Challenges in Implementation
- Almost 36.25% of residential service users at state psychiatric facilities were found to be living for one year or more in these facilities, according to a 2018 report by the Hans Foundation. Experts note three main reasons:
- non-compliance to MHA regulations,
- absence of community-based services,
- and social stigma that looks at a person with mental illness as a “criminal” deserving of incarceration.
- Under the MHA, all States are required to establish a State Mental Health Authority and Mental Health Review Boards (MHRBs), Ms. Fernandes notes that in a majority of the States, “these bodies are yet to be established or remain defunct…Further, many States have not notified minimum standards which are meant to ensure the quality of MHEs.
- The absence of MHRBs renders people unable to exercise rights or seek redressal in case of rights violations.
- While the Act says a person can walk out if they are recovered, in practice, people still need somebody– a caregiver or the state -- to take them out. People are either put in these establishments by families or through the police and judiciary. In many cases, families refuse to take them because of the stigma attached to incarceration or the idea that the person is no longer functional in society.

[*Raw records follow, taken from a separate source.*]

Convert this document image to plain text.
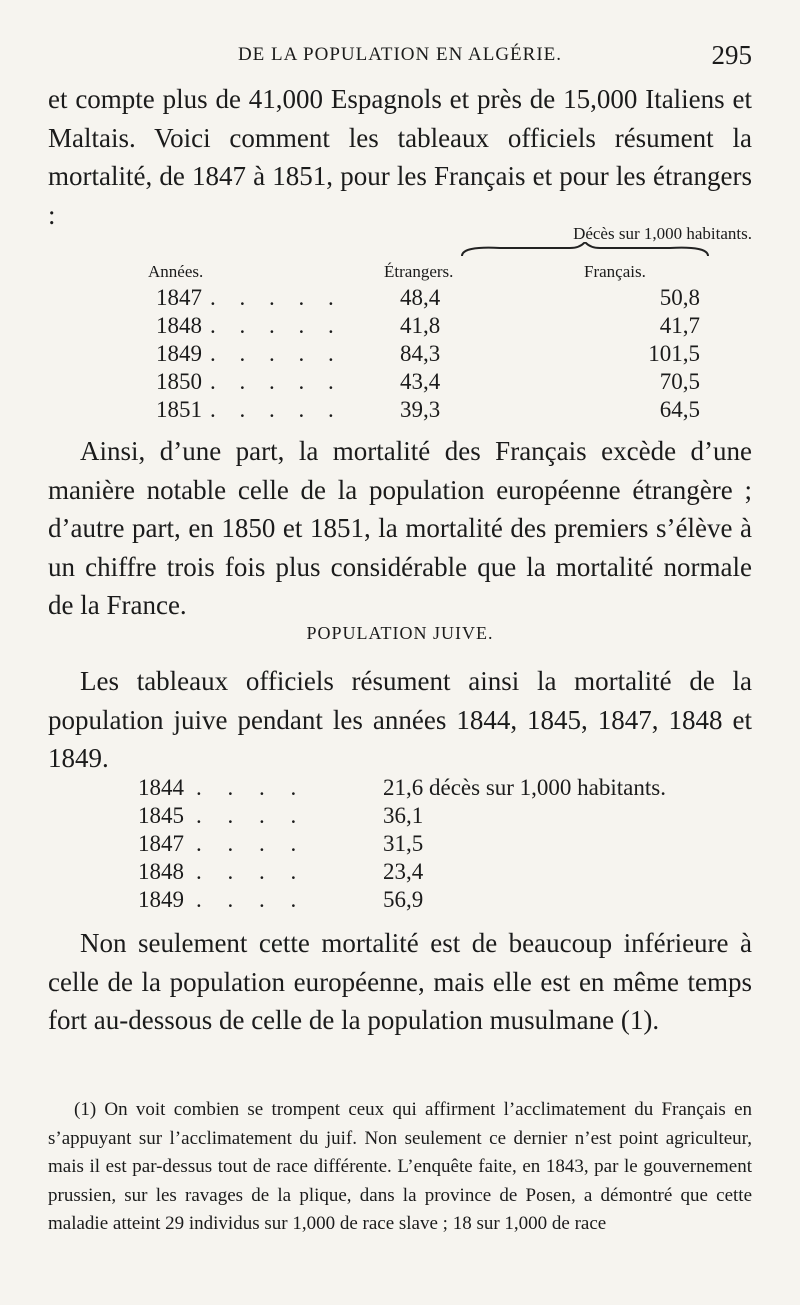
DE LA POPULATION EN ALGÉRIE.	295

et compte plus de 41,000 Espagnols et près de 15,000 Italiens et Maltais. Voici comment les tableaux officiels résument la mortalité, de 1847 à 1851, pour les Français et pour les étrangers :

Décès sur 1,000 habitants.
Années.	Étrangers.	Français.
1847 . . . . . 48,4	50,8
1848 . . . . . 41,8	41,7
1849 . . . . . 84,3	101,5
1850 . . . . . 43,4	70,5
1851 . . . . . 39,3	64,5

Ainsi, d’une part, la mortalité des Français excède d’une manière notable celle de la population européenne étrangère ; d’autre part, en 1850 et 1851, la mortalité des premiers s’élève à un chiffre trois fois plus considérable que la mortalité normale de la France.

POPULATION JUIVE.

Les tableaux officiels résument ainsi la mortalité de la population juive pendant les années 1844, 1845, 1847, 1848 et 1849.

1844 . . . .	21,6 décès sur 1,000 habitants.
1845 . . . .	36,1
1847 . . . .	31,5
1848 . . . .	23,4
1849 . . . .	56,9

Non seulement cette mortalité est de beaucoup inférieure à celle de la population européenne, mais elle est en même temps fort au-dessous de celle de la population musulmane (1).

(1) On voit combien se trompent ceux qui affirment l’acclimatement du Français en s’appuyant sur l’acclimatement du juif. Non seulement ce dernier n’est point agriculteur, mais il est par-dessus tout de race différente. L’enquête faite, en 1843, par le gouvernement prussien, sur les ravages de la plique, dans la province de Posen, a démontré que cette maladie atteint 29 individus sur 1,000 de race slave ; 18 sur 1,000 de race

- Poor budgetary allocation and utilization of funds further create a scenario where shelter homes remain underequipped, establishments are understaffed, and professionals and service providers are not adequately trained to deliver mental healthcare.
Conclusion
- In the absence of rehabilitation, institutions are the only spaces available for many persons living with mental illness.
- According to Jasmine Kalha, a research fellow at CMHL&P, “this is not the first time NHRC reports have highlighted various challenges and human rights violations within these institutions yet nothing changes on the ground… the real question is where do we go from here- why aren’t we implementing rights and recovery-based approaches to change attitudes and practices on the ground?”